In this case Consul is being used as part of a larger health monitoring system. So our primary use case is to sync up the BOSH Monitor heartbeats for each deployed component with TTL checks in Consul. Along the way we have also added the ability to forward all events on the BOSH NATS bus to your Consul cluster.
How does it work?
The Consul plugin works by forwarding NATS heartbeat events and alerts to a Consul server or agent. The NATS messages can be forwarded as TTL checks and events. Heartbeat messages will be forwarded as TTL checks, each time a heartbeat occurs it will update the TTL check with it’s status. If Consul does not recieve a success message within the TTL threshold it will put that component in to a failing status.

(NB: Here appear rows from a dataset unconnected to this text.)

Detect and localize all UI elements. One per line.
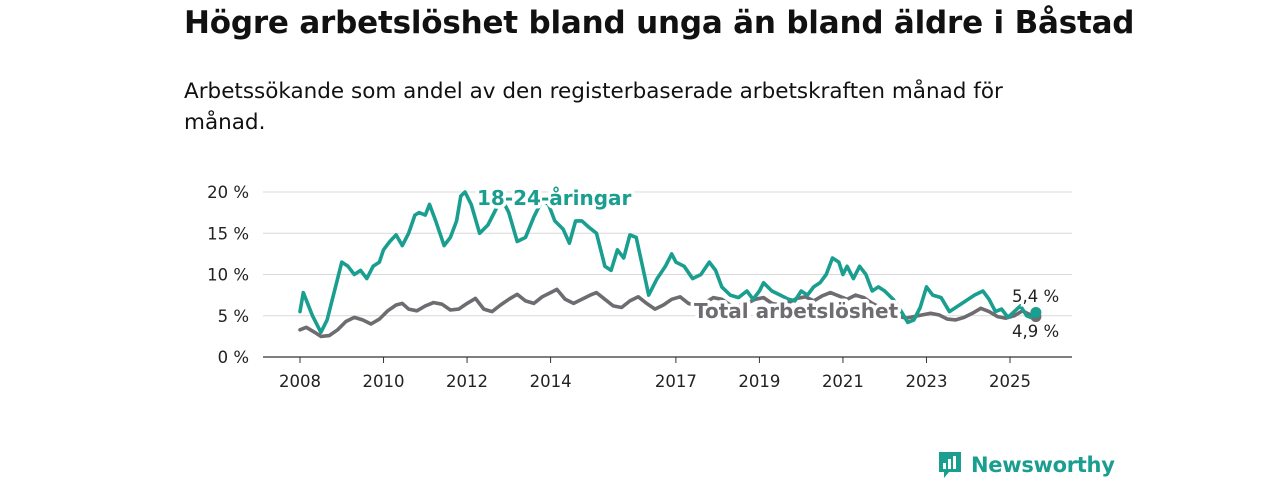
- series-label-youth: 18-24-åringar: [477, 186, 632, 210]
- end-value-label-youth: 5,4 %: [1012, 287, 1059, 306]
- y-tick-label: 5 %: [218, 307, 249, 326]
- x-tick-label: 2025: [989, 372, 1031, 391]
- x-tick-label: 2023: [905, 372, 947, 391]
- x-tick-label: 2010: [363, 372, 405, 391]
- y-tick-label: 0 %: [218, 348, 249, 367]
- series-endpoint-youth: [1030, 306, 1042, 318]
- chart-subtitle: Arbetssökande som andel av den registerb…: [184, 79, 1003, 135]
- series-lines: [298, 190, 1042, 339]
- brand-logo: Newsworthy: [937, 449, 1115, 481]
- x-tick-label: 2021: [822, 372, 864, 391]
- y-tick-labels: 0 % 5 % 10 % 15 % 20 %: [207, 183, 249, 367]
- axes: [263, 356, 1072, 363]
- y-tick-label: 15 %: [207, 224, 249, 243]
- series-labels: 18-24-åringar Total arbetslöshet 5,4 % 4,9 …: [474, 183, 1062, 344]
- x-tick-label: 2014: [530, 372, 572, 391]
- x-tick-label: 2017: [655, 372, 697, 391]
- line-chart: 0 %5 %10 %15 %20 % 2008 2010 2012 2014 2017 2…: [207, 183, 1072, 391]
- y-tick-label: 10 %: [207, 266, 249, 285]
- end-value-label-total: 4,9 %: [1012, 322, 1059, 341]
- series-line-youth: [298, 190, 1038, 335]
- x-tick-label: 2019: [738, 372, 780, 391]
- x-tick-label: 2012: [446, 372, 488, 391]
- brand-name: Newsworthy: [971, 453, 1115, 477]
- series-label-total: Total arbetslöshet: [694, 299, 899, 323]
- newsworthy-logo-icon: [939, 452, 961, 478]
- x-tick-labels: 2008 2010 2012 2014 2017 2019 2021 2023 2025: [279, 372, 1031, 391]
- chart-title: Högre arbetslöshet bland unga än bland ä…: [184, 5, 1135, 41]
- x-tick-label: 2008: [279, 372, 321, 391]
- y-tick-label: 20 %: [207, 183, 249, 202]
- series-line-total: [298, 287, 1038, 339]
- gridlines: [263, 191, 1072, 317]
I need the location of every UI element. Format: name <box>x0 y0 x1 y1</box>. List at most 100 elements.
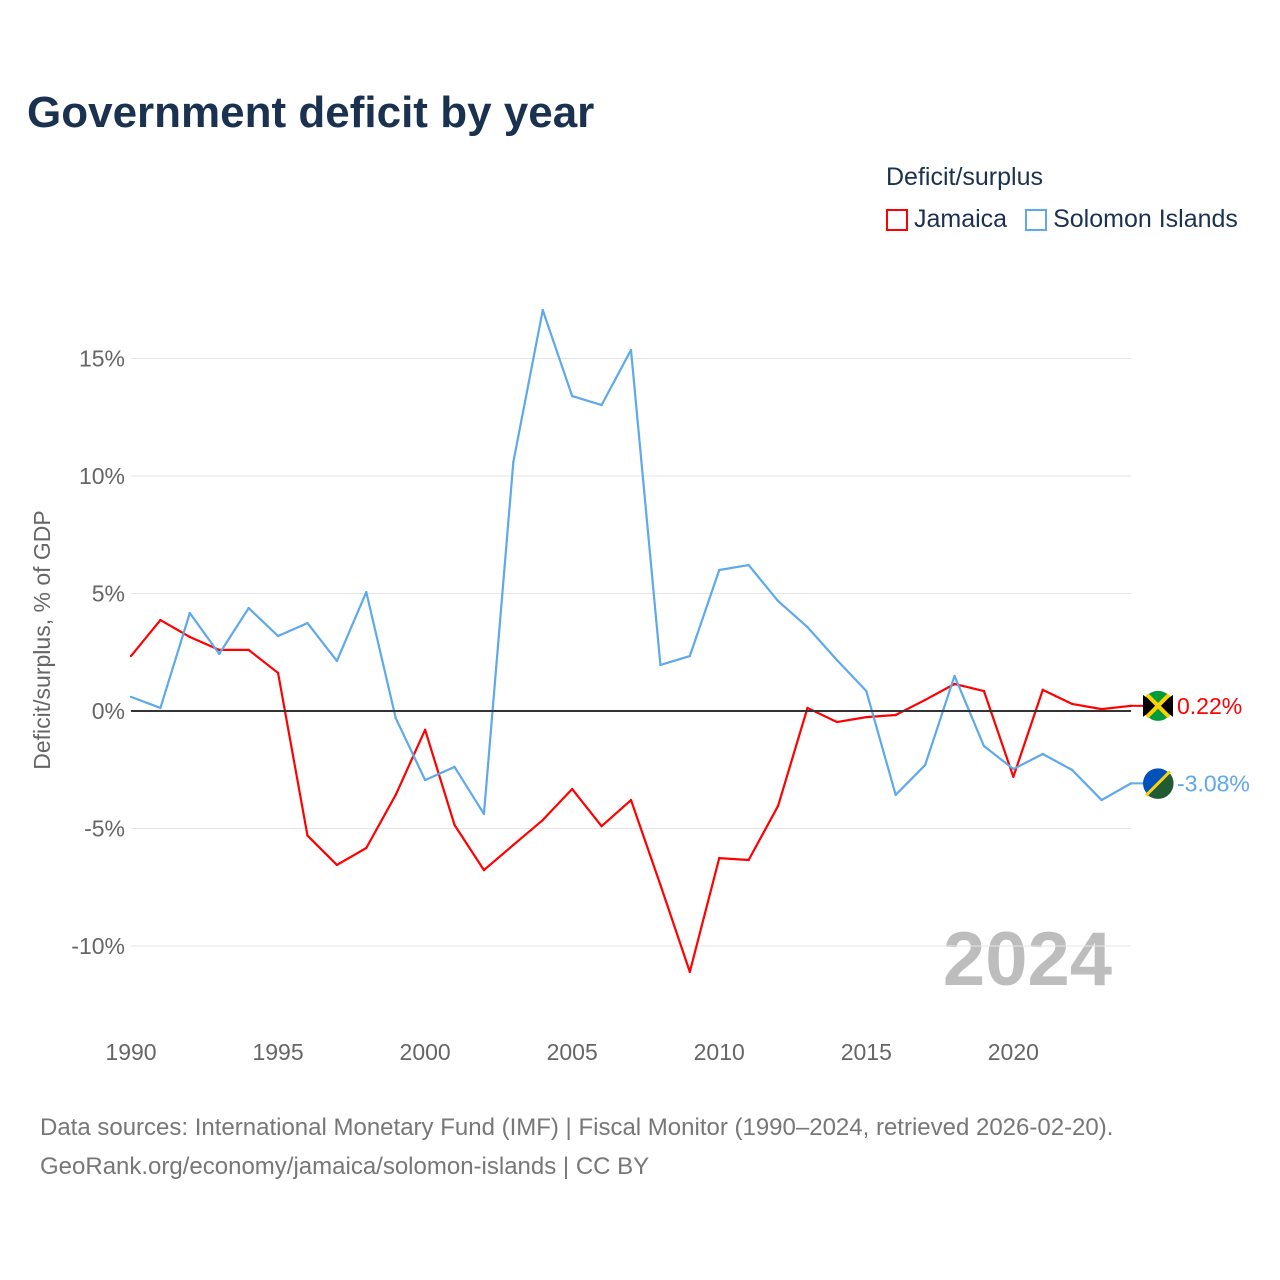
data-point <box>718 568 721 572</box>
legend-swatch-jamaica <box>886 208 908 231</box>
x-tick-label: 2015 <box>841 1039 892 1065</box>
data-point <box>482 812 486 816</box>
data-point <box>688 654 692 658</box>
flag-solomon-islands-icon <box>1147 772 1174 799</box>
data-point <box>776 599 780 603</box>
data-point <box>335 659 339 663</box>
data-point <box>659 883 662 887</box>
legend-label-jamaica: Jamaica <box>914 205 1008 233</box>
data-point <box>1070 768 1074 772</box>
data-point <box>453 823 456 827</box>
data-point <box>747 563 750 567</box>
data-point <box>1100 798 1103 802</box>
x-tick-label: 2020 <box>988 1039 1039 1065</box>
data-point <box>982 744 986 748</box>
data-point <box>982 689 986 693</box>
series-line-solomon-islands <box>130 308 1132 816</box>
data-point <box>1070 702 1074 706</box>
y-tick-label: -10% <box>71 933 125 959</box>
x-tick-label: 2010 <box>694 1039 745 1065</box>
data-point <box>894 793 897 797</box>
data-point <box>776 804 780 808</box>
source-line-2[interactable]: GeoRank.org/economy/jamaica/solomon-isla… <box>40 1153 650 1180</box>
data-point <box>394 793 397 797</box>
data-point <box>188 611 192 615</box>
data-point <box>835 658 839 662</box>
data-point <box>570 787 574 791</box>
data-point <box>659 663 662 667</box>
data-point <box>835 720 839 724</box>
x-tick-label: 1990 <box>105 1039 156 1065</box>
data-point <box>894 713 897 717</box>
data-point <box>923 763 927 767</box>
data-point <box>541 308 544 312</box>
data-point <box>306 621 309 625</box>
data-point <box>718 856 721 860</box>
data-point <box>1012 775 1015 778</box>
legend-swatch-solomon-islands <box>1025 208 1048 231</box>
data-point <box>953 674 956 678</box>
data-point <box>570 394 574 398</box>
data-point <box>600 824 603 828</box>
data-point <box>365 590 368 594</box>
data-point <box>1041 752 1044 756</box>
y-tick-label: 0% <box>92 698 125 724</box>
chart-title: Government deficit by year <box>27 88 595 137</box>
data-point <box>276 671 280 675</box>
x-tick-label: 2000 <box>400 1039 451 1065</box>
data-point <box>865 715 868 719</box>
data-point <box>1041 688 1044 692</box>
data-point <box>276 634 280 638</box>
data-point <box>306 834 309 837</box>
data-point <box>159 706 162 710</box>
data-point <box>423 728 427 731</box>
year-watermark: 2024 <box>943 917 1112 1002</box>
data-point <box>806 625 809 629</box>
data-point <box>453 765 456 769</box>
flag-solomon-islands-icon <box>1144 770 1172 797</box>
x-tick-label: 1995 <box>252 1039 303 1065</box>
data-point <box>747 858 750 862</box>
y-tick-label: 5% <box>92 581 125 607</box>
data-point <box>541 818 544 822</box>
legend: Jamaica Solomon Islands <box>886 205 1238 234</box>
source-line-1: Data sources: International Monetary Fun… <box>40 1114 1114 1141</box>
data-point <box>482 868 486 872</box>
data-point <box>953 682 956 686</box>
legend-title: Deficit/surplus <box>886 163 1043 191</box>
data-point <box>247 606 250 610</box>
data-point <box>1012 767 1015 771</box>
data-point <box>159 618 162 622</box>
data-point <box>865 689 868 693</box>
data-point <box>629 798 633 802</box>
data-point <box>1100 707 1103 711</box>
data-point <box>218 648 221 652</box>
data-point <box>188 635 192 639</box>
end-value-label: 0.22% <box>1177 693 1242 719</box>
y-tick-label: -5% <box>84 816 125 842</box>
data-point <box>923 698 927 702</box>
data-point <box>806 706 809 710</box>
data-point <box>129 654 133 658</box>
y-tick-label: 10% <box>79 463 125 489</box>
data-point <box>629 348 633 352</box>
data-point <box>247 648 250 652</box>
legend-item-jamaica[interactable]: Jamaica <box>886 205 1007 234</box>
flag-jamaica-icon <box>1145 693 1171 719</box>
data-point <box>512 843 515 847</box>
data-point <box>600 403 603 407</box>
y-axis-label: Deficit/surplus, % of GDP <box>29 510 55 769</box>
data-point <box>423 778 427 782</box>
legend-label-solomon-islands: Solomon Islands <box>1053 205 1238 233</box>
data-point <box>218 652 221 656</box>
data-point <box>129 695 133 699</box>
data-point <box>365 846 368 850</box>
data-point <box>394 716 397 720</box>
legend-item-solomon-islands[interactable]: Solomon Islands <box>1025 205 1238 234</box>
data-point <box>512 460 515 464</box>
y-tick-label: 15% <box>79 346 125 372</box>
x-tick-label: 2005 <box>547 1039 598 1065</box>
data-point <box>335 863 339 867</box>
source-note: Data sources: International Monetary Fun… <box>40 1108 1113 1186</box>
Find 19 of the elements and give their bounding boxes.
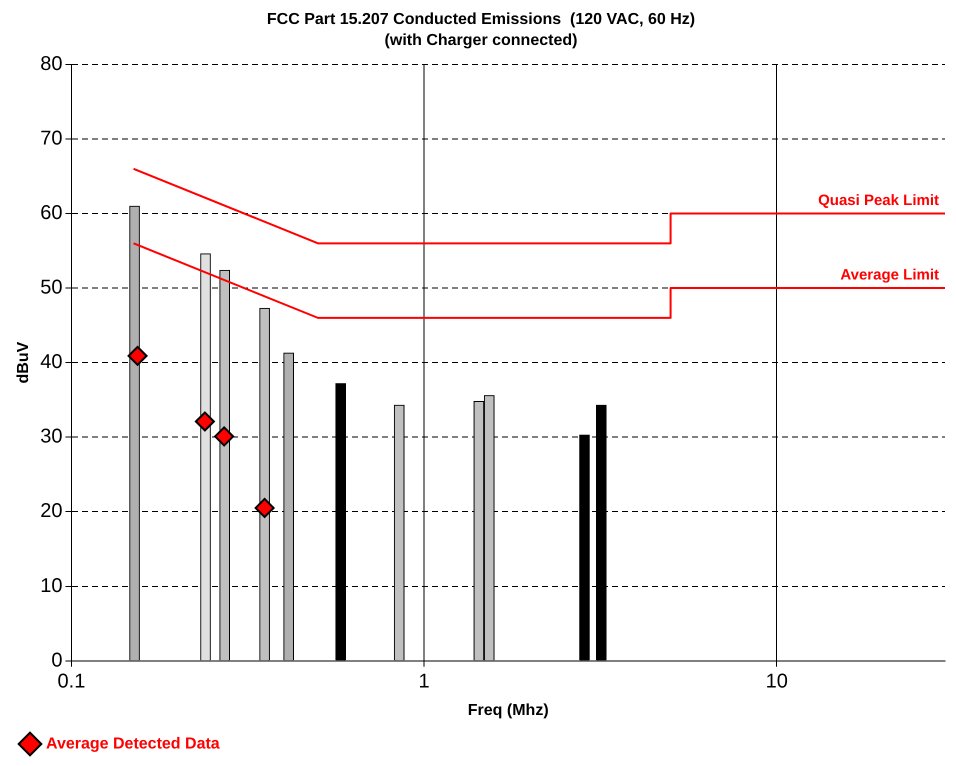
y-axis-title: dBuV (15, 341, 32, 384)
series-label: Quasi Peak Limit (818, 192, 939, 210)
y-tick-label: 40 (40, 351, 62, 374)
legend-label: Average Detected Data (46, 735, 220, 752)
y-tick-label: 80 (40, 52, 62, 75)
chart-title: FCC Part 15.207 Conducted Emissions (120 VAC, 60 Hz) (266, 11, 696, 28)
y-tick-label: 60 (40, 202, 62, 224)
y-tick-label: 10 (40, 574, 62, 597)
series-label: Average Limit (840, 266, 939, 284)
y-tick-label: 0 (51, 649, 62, 672)
x-tick-label: 1 (418, 670, 430, 692)
x-tick-label: 0.1 (58, 670, 86, 692)
y-tick-label: 50 (40, 276, 62, 299)
y-tick-label: 30 (40, 426, 62, 448)
y-tick-label: 20 (40, 500, 62, 522)
chart-subtitle: (with Charger connected) (384, 32, 578, 50)
x-axis-title: Freq (Mhz) (468, 702, 549, 719)
x-tick-label: 10 (766, 670, 788, 692)
y-tick-label: 70 (40, 127, 62, 150)
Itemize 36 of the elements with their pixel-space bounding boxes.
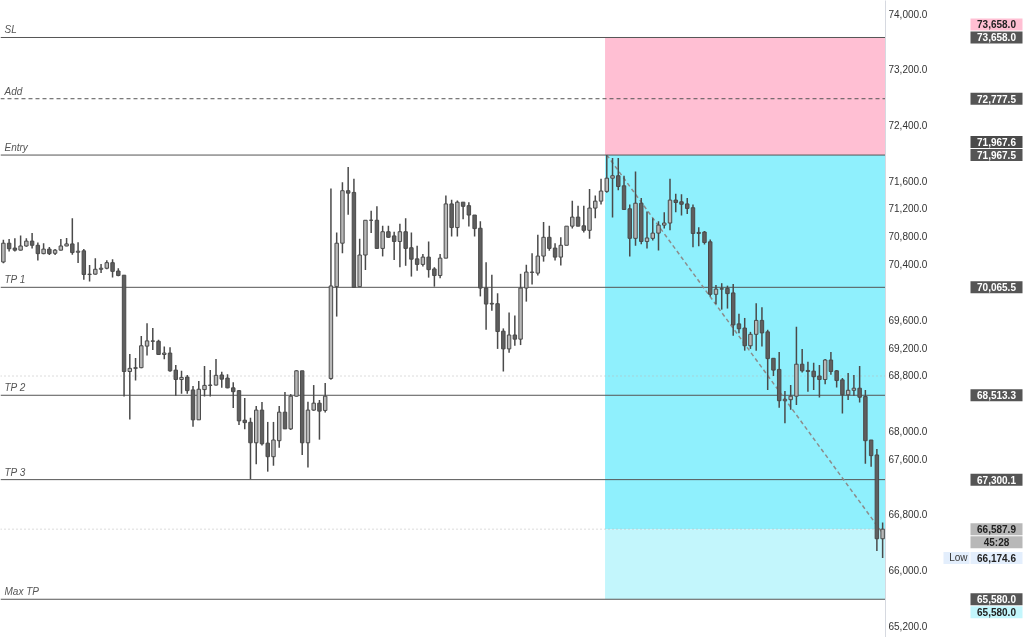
y-tick-label: 70,800.0 [888, 231, 928, 243]
ref-line-label: Entry [4, 142, 29, 154]
y-tick-label: 70,400.0 [888, 259, 928, 271]
text: 72,777.5 [977, 93, 1017, 105]
text: 66,174.6 [977, 552, 1017, 564]
y-tick-label: 73,200.0 [888, 64, 928, 76]
ref-line-label: Add [3, 85, 23, 97]
text: 70,065.5 [977, 282, 1017, 294]
text: 66,587.9 [977, 524, 1017, 536]
ref-line-label: TP 2 [4, 382, 26, 394]
y-tick-label: 65,200.0 [888, 620, 928, 632]
text: 71,967.5 [977, 150, 1017, 162]
text: 73,658.0 [977, 32, 1017, 44]
text: Low [949, 552, 969, 564]
y-tick-label: 66,800.0 [888, 509, 928, 521]
text: 73,658.0 [977, 19, 1017, 31]
y-tick-label: 66,000.0 [888, 565, 928, 577]
text: 68,513.3 [977, 390, 1017, 402]
text: 67,300.1 [977, 474, 1017, 486]
text: 65,580.0 [977, 594, 1017, 606]
text: 45:28 [983, 536, 1010, 548]
y-tick-label: 67,600.0 [888, 453, 928, 465]
y-tick-label: 71,200.0 [888, 203, 928, 215]
y-tick-label: 71,600.0 [888, 175, 928, 187]
y-tick-label: 69,600.0 [888, 314, 928, 326]
y-tick-label: 69,200.0 [888, 342, 928, 354]
ref-line-label: SL [4, 24, 17, 36]
text: 65,580.0 [977, 607, 1017, 619]
ref-line-label: Max TP [4, 586, 40, 598]
y-tick-label: 68,000.0 [888, 425, 928, 437]
ref-line-label: TP 3 [4, 466, 26, 478]
y-tick-label: 68,800.0 [888, 370, 928, 382]
y-tick-label: 72,400.0 [888, 119, 928, 131]
ref-line-label: TP 1 [4, 274, 26, 286]
y-tick-label: 74,000.0 [888, 8, 928, 20]
text: 71,967.6 [977, 137, 1017, 149]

When a non heartbeat event or alert occurs it can also be forwareded to Consul as an Event. In our case we are using this information for event correlation to provide an appropriate automated response.
How do I use it?
Using a BOSH Monitor plugin is covered in part one of this series. The option to enable this feature is consul_event_forwarder_enabled
.
consul_event_forwarder_enabled: true
consul_event_forwarder:
host: hostname.of.consul
events: true
ttl: 600s
namespace: ns/
heartbeats_as_alerts: true
The options available to the plugin are as follows:
- host: The hostname of your consul cluster
- namespace: A namespace to identify a single Cloud Foundry
- port: Defaults to 8500
- protocal: Defaults to HTTP
- params: Can be used to pass access token “token=MYACCESSTOKEN”
- ttl: TTL Checks will be used if a TTL period is set here. Example “120s”.
- events: If set to true heartbeats will be forwarded as events to consul
- ttl_note: A note that will be passed back to consul with a TTL check
- heartbeats_as _alerts: If set to true all heartbeats will also be forwarded as event
BOSH Talks too much!
It turns out that when we added the events forwarding feature, many of the events were too large for Consul to handle which resulted in an error on the Consul logs. So we had to put the NATS messages on a diet. When heartbeats are sent as alerts the format has been made more concise to come in under the event payload bytesize limits that consul enforces
{
:agent => agent_id,
:name => "job_name / index",
:state => job_state,
:data => {
:cpu => [sys, user, wait]
:dsk => {
:eph => [inode_percent, percent],
:sys =>[inode_percent, percent]
}
:ld => load,
:mem => [kb, percent],
:swp => [kb, percent]
}
}
Whatever! Show me the code already!
This plugin is availabe as of BOSH Release stable-2980 and should be available in Microbosh instances at that version or later.